October 7, 2008
Today, the scolding voice inside my head says, “What were you thinking?!” as Sunday’s activities are reviewed. I began by going to church at Plymouth with Heidi and Zoie and Kira, then driving to First Church so I could hear Charles play a wonderful jazz setting of “This Little Gospel Light of Mine” as a postlude. Upon my return to Seward, I walked Alphie, ate a hurried lunch, and then accompanied Charles to the Alumni Organ Recital where seven of the nine players were Charles’ former students. He also played, concluding the program. (The remaining player was a woman in her early 90’s who graduated from Concordia a year before Charles was born.) This recital was a closing event for the Homecoming weekend, and it continued the inauguration of the new Casavant organ in Heine Recital Hall on campus.
Everything within the day was good.
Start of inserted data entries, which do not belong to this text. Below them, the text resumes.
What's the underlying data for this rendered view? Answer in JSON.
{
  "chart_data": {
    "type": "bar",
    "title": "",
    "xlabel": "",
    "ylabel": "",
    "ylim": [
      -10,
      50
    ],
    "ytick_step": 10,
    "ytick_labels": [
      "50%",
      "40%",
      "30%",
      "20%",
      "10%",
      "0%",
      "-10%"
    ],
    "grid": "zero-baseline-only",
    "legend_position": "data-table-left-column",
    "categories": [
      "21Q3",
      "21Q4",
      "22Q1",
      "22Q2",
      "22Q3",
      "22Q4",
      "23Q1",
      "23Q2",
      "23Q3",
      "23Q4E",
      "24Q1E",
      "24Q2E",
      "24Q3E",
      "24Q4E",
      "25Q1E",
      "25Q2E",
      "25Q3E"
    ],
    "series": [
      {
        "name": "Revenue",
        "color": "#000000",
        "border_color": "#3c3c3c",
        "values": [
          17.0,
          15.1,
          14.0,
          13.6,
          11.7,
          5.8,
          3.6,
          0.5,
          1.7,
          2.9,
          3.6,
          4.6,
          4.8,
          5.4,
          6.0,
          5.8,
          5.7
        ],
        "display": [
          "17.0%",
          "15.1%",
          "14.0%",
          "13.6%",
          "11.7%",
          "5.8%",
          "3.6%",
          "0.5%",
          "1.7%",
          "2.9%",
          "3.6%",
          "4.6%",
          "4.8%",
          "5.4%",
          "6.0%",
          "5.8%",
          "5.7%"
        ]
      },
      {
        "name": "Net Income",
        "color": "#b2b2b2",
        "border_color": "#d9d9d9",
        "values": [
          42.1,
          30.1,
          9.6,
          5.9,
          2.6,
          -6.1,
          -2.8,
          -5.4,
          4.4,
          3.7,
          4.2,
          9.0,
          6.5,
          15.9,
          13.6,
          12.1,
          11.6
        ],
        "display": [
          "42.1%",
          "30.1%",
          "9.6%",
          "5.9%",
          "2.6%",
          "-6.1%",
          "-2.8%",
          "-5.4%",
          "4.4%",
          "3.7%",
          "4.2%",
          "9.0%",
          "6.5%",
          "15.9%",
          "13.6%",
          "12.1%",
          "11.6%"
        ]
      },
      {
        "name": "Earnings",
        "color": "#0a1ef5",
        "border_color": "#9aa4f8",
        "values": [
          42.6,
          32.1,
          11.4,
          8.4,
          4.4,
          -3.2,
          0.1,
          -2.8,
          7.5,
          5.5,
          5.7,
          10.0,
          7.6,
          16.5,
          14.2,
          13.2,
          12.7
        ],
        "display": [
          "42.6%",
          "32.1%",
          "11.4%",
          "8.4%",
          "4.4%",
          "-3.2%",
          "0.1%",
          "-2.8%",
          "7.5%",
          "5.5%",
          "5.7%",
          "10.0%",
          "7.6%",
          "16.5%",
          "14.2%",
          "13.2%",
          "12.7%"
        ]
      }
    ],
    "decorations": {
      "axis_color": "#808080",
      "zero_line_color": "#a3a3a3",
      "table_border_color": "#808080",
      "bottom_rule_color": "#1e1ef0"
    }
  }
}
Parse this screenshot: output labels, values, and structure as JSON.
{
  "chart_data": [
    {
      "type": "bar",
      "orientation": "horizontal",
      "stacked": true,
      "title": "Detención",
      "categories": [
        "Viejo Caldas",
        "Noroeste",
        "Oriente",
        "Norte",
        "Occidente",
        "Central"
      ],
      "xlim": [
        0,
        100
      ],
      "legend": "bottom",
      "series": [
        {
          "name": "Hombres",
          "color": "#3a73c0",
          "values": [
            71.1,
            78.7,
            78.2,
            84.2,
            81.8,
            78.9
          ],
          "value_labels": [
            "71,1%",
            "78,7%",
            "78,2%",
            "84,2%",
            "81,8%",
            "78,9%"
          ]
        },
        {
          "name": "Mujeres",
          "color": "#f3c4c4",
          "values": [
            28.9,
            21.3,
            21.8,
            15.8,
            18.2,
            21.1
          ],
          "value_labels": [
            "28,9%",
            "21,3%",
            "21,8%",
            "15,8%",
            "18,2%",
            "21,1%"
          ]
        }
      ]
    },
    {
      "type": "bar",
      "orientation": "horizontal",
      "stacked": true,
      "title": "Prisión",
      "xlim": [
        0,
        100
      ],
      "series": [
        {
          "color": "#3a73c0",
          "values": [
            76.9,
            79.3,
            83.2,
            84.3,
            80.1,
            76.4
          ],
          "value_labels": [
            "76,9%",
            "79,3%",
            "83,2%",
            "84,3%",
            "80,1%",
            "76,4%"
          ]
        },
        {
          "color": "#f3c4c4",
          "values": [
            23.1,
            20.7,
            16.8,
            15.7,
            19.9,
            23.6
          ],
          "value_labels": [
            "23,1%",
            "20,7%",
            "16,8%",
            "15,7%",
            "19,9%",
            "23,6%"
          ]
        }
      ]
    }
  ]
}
Zoie had purple highlights in her hair, and as she walked through the morning and into church, one could tell that she had that mixed feeling of both wanting to be noticed for her outre’ coif and hoping that people wouldn’t stare. My perception was that for her, the day was all about her head. For me, the music, sermon, prayers, people and celebration of World Communion Sunday were all grand. In the afternoon, the small recital hall was packed with people, and many of them were delighted to see me and give me greetings. I should have been masked to remind others that I am not as they are, but I believe I would have felt like Zoie, only a great deal more so. The entire day was one in which I went against the admonitions of the doctor concerning my immune system. Today, I have scratchy eyes and sore lungs, with coughing beginning to commence, and I have to respond to the scolding voice in my head, “I hear you!” Sigh. I had my blood checked this morning, and the readings indicate a continued slow decline. This is not unlike walking along a narrow path on a cliff with a sizable drop on one side. As one commences, the path narrows almost inperceptibly, and the sense of unease grows as the walk continues. There is no stopping, no turning around, and no signs that a broader way lies ahead.